O filme O Corvo, de 1994, ficou tristemente marcado pela morte do ator Brandon Lee, alvejado acidentalmente por um tiro durante as filmagens. Em trágica coincidência, ele se casaria poucos dias antes de morrer. E, na trama, seu personagem Eric Draven e Shelly Webster (Sofia Shines) são brutalmente assassinados por uma gangue um dia antes de se casarem. Um ano depois, Eric retorna do seu túmulo para se vingar.

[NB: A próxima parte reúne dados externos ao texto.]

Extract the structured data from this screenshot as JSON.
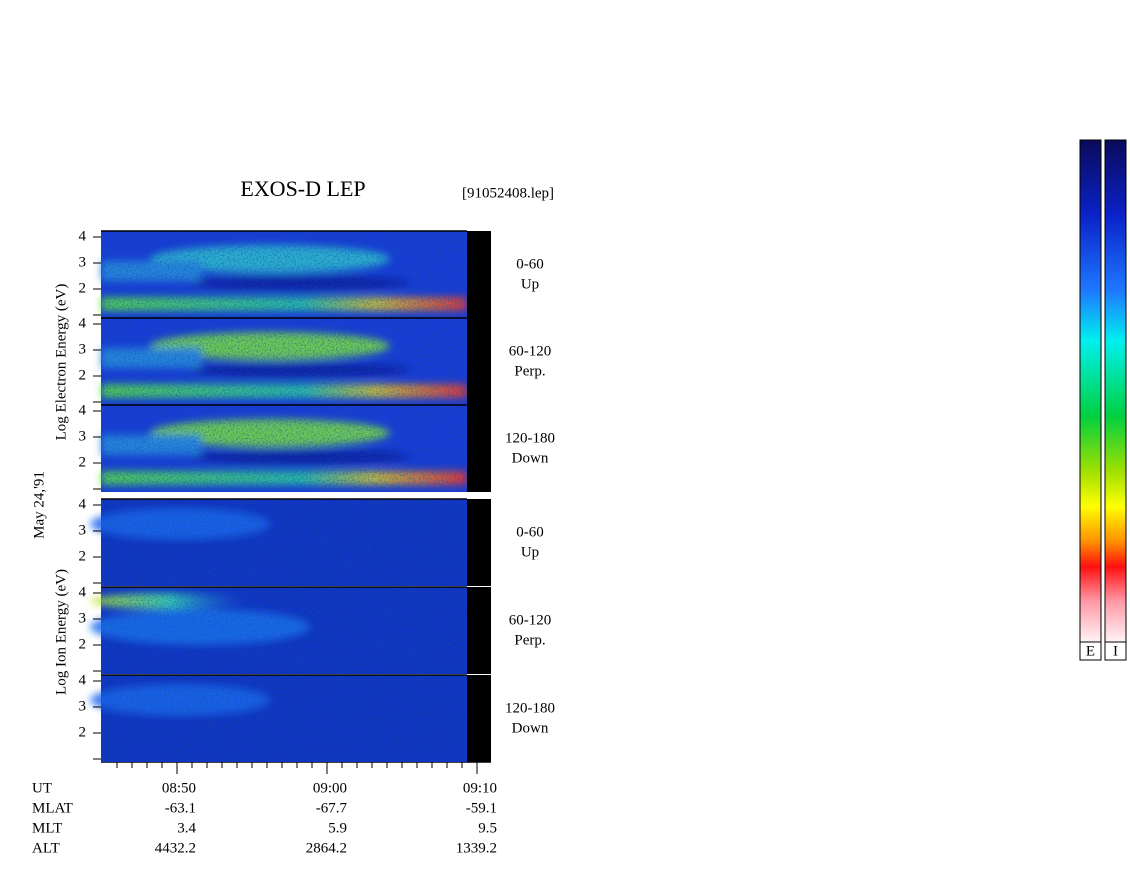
{
  "header": {
    "title": "EXOS-D LEP",
    "file": "[91052408.lep]"
  },
  "side_labels": {
    "electron": "Log   Electron   Energy (eV)",
    "date": "May 24,'91",
    "ion": "Log    Ion    Energy (eV)"
  },
  "panels": [
    {
      "ticks": [
        "4",
        "3",
        "2"
      ],
      "angle": "0-60",
      "direction": "Up"
    },
    {
      "ticks": [
        "4",
        "3",
        "2"
      ],
      "angle": "60-120",
      "direction": "Perp."
    },
    {
      "ticks": [
        "4",
        "3",
        "2"
      ],
      "angle": "120-180",
      "direction": "Down"
    },
    {
      "ticks": [
        "4",
        "3",
        "2"
      ],
      "angle": "0-60",
      "direction": "Up"
    },
    {
      "ticks": [
        "4",
        "3",
        "2"
      ],
      "angle": "60-120",
      "direction": "Perp."
    },
    {
      "ticks": [
        "4",
        "3",
        "2"
      ],
      "angle": "120-180",
      "direction": "Down"
    }
  ],
  "footer": {
    "rows": [
      [
        "UT",
        "08:50",
        "09:00",
        "09:10"
      ],
      [
        "MLAT",
        "-63.1",
        "-67.7",
        "-59.1"
      ],
      [
        "MLT",
        "3.4",
        "5.9",
        "9.5"
      ],
      [
        "ALT",
        "4432.2",
        "2864.2",
        "1339.2"
      ]
    ]
  },
  "colorbar": {
    "labels": [
      "E",
      "I"
    ]
  }
}
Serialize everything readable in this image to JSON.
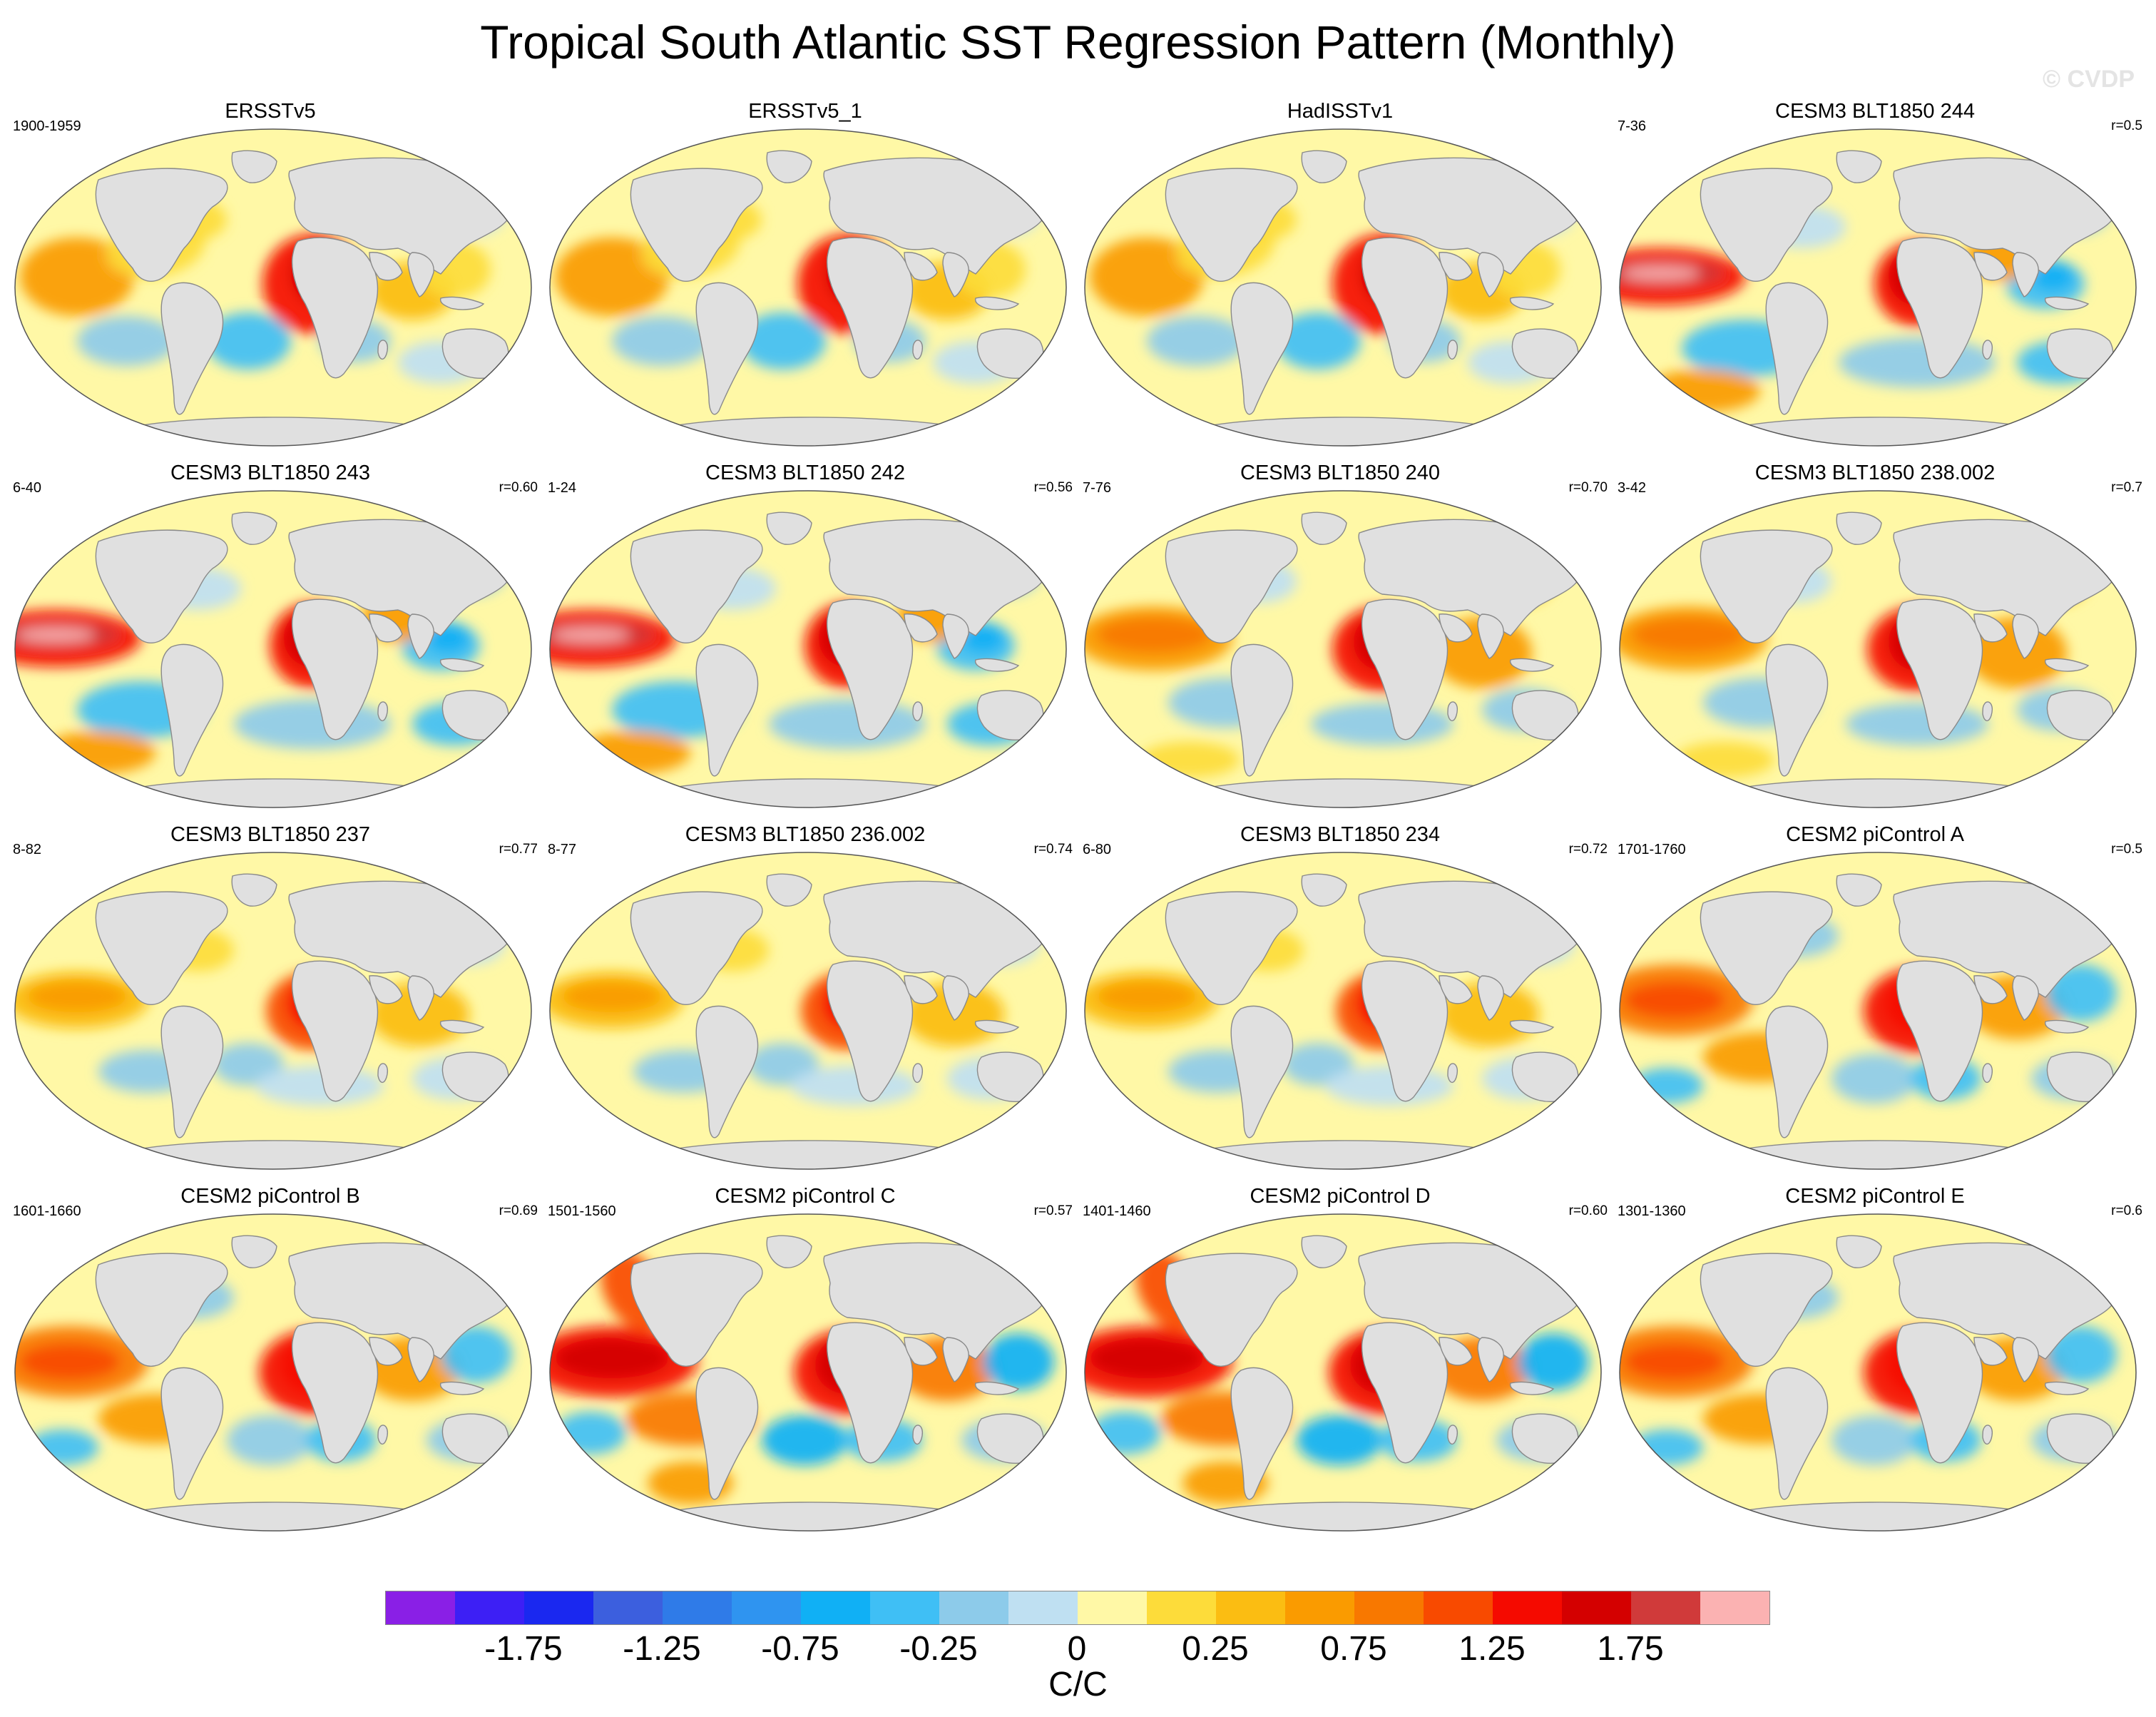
{
  "title": "Tropical South Atlantic SST Regression Pattern (Monthly)",
  "watermark": "© CVDP",
  "panels": [
    {
      "name": "ERSSTv5",
      "years": "1900-1959",
      "corr": "",
      "style": "obs"
    },
    {
      "name": "ERSSTv5_1",
      "years": "",
      "corr": "",
      "style": "obs"
    },
    {
      "name": "HadISSTv1",
      "years": "",
      "corr": "",
      "style": "obs"
    },
    {
      "name": "CESM3 BLT1850 244",
      "years": "7-36",
      "corr": "r=0.5",
      "style": "strong"
    },
    {
      "name": "CESM3 BLT1850 243",
      "years": "6-40",
      "corr": "r=0.60",
      "style": "strong"
    },
    {
      "name": "CESM3 BLT1850 242",
      "years": "1-24",
      "corr": "r=0.56",
      "style": "strong"
    },
    {
      "name": "CESM3 BLT1850 240",
      "years": "7-76",
      "corr": "r=0.70",
      "style": "warm"
    },
    {
      "name": "CESM3 BLT1850 238.002",
      "years": "3-42",
      "corr": "r=0.7",
      "style": "warm"
    },
    {
      "name": "CESM3 BLT1850 237",
      "years": "8-82",
      "corr": "r=0.77",
      "style": "mild"
    },
    {
      "name": "CESM3 BLT1850 236.002",
      "years": "8-77",
      "corr": "r=0.74",
      "style": "mild"
    },
    {
      "name": "CESM3 BLT1850 234",
      "years": "6-80",
      "corr": "r=0.72",
      "style": "mild"
    },
    {
      "name": "CESM2 piControl A",
      "years": "1701-1760",
      "corr": "r=0.5",
      "style": "cesm2"
    },
    {
      "name": "CESM2 piControl B",
      "years": "1601-1660",
      "corr": "r=0.69",
      "style": "cesm2"
    },
    {
      "name": "CESM2 piControl C",
      "years": "1501-1560",
      "corr": "r=0.57",
      "style": "cesm2strong"
    },
    {
      "name": "CESM2 piControl D",
      "years": "1401-1460",
      "corr": "r=0.60",
      "style": "cesm2strong"
    },
    {
      "name": "CESM2 piControl E",
      "years": "1301-1360",
      "corr": "r=0.6",
      "style": "cesm2"
    }
  ],
  "colorbar": {
    "colors": [
      "#8a1fe6",
      "#3d1ff5",
      "#1a28f0",
      "#3c5fde",
      "#2f7be8",
      "#2f94f0",
      "#10b0f5",
      "#3fbff5",
      "#8dcbea",
      "#bfe0f2",
      "#fff8a6",
      "#fddc3a",
      "#fbbd12",
      "#fa9b00",
      "#f87800",
      "#f84a00",
      "#f50a00",
      "#d40000",
      "#d03a3a",
      "#fbb2b2"
    ],
    "labels": [
      "-1.75",
      "-1.25",
      "-0.75",
      "-0.25",
      "0",
      "0.25",
      "0.75",
      "1.25",
      "1.75"
    ],
    "units": "C/C"
  }
}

Mas essa adaptação da comic book de James O’Barr merece destaque além do evento trágico. Egresso do universo dos videoclipes, o diretor Alex Proyas construiu um visual belíssimo nessa sua estreia em longas. Em perfeita sintonia com a história sombria, Proyas mergulha o cenário em uma grande metrópole, violenta e suja como a Nova York decadente dos anos 80. Acrescente a isso que praticamente todas as cenas acontecem à noite, sob chuva. A exceção, devidamente destacada, é o sol que surge quando o renascido Eric resolve se apresentar para Sarah (Rochelle Davis), a menina que passava bastante tempo no apartamento do casal antes do assassinato.
Assim, escuro e úmido, O Corvo adquire um tom gótico, realçado pela arquitetura urbana antiga, que lembra Batman (1989), de Tim Burton. A cena em que Eric desenha no chão com fogo os contornos de um corvo acentuam essa aproximação. Além disso, a própria figura do protagonista soturno e calado remete ao super-herói da DC idealizado por Burton.
Direção, música e coreografia
O diretor Proyas aproveita o símbolo alado (o corvo, origem do poder sobrenatural no enredo) para filmar várias sequências com a câmera voando entre os prédios antigos, mostrando, assim, o estado caótico da cidade. O diretor capricha, igualmente, em criar planos impactantes, como a visão de cima para baixo, se deslocando sobre a mesa onde a gangue se reúne com seu líder. Recurso similar ao que emprega na parte final, adentrando a igreja, palco do desfecho desta fábula gótica.
Na questão sonora, a vivência anterior de Proyas garante uma adequada escolha da trilha musical. O rock (The Cure, Stone Temple Pilots, Nine Inch Nails, Rage Against The Machine, Pantera e outras bandas) embala o filme em simbiose, inclusive com músicos tocando no palco dentro do filme. Fazem parte do mesmo ambiente underground, tão inseridos quanto o Yardbirds na swinging London de Blow Up (1966), de Michelangelo Antonioni.
As cenas de ação de O Corvo trazem as saudosas lutas coreografadas, que eram o comum antes da onda de montagem ágil com vários cortes que duram segundos (ou milésimos) que predominaria nos filmes com super-heróis. Brandon não possui a fenomenal agilidade do seu pai, Bruce Lee, mas não desaponta. E, hoje, desperta certa nostalgia em relação a esse modo de registrar combates.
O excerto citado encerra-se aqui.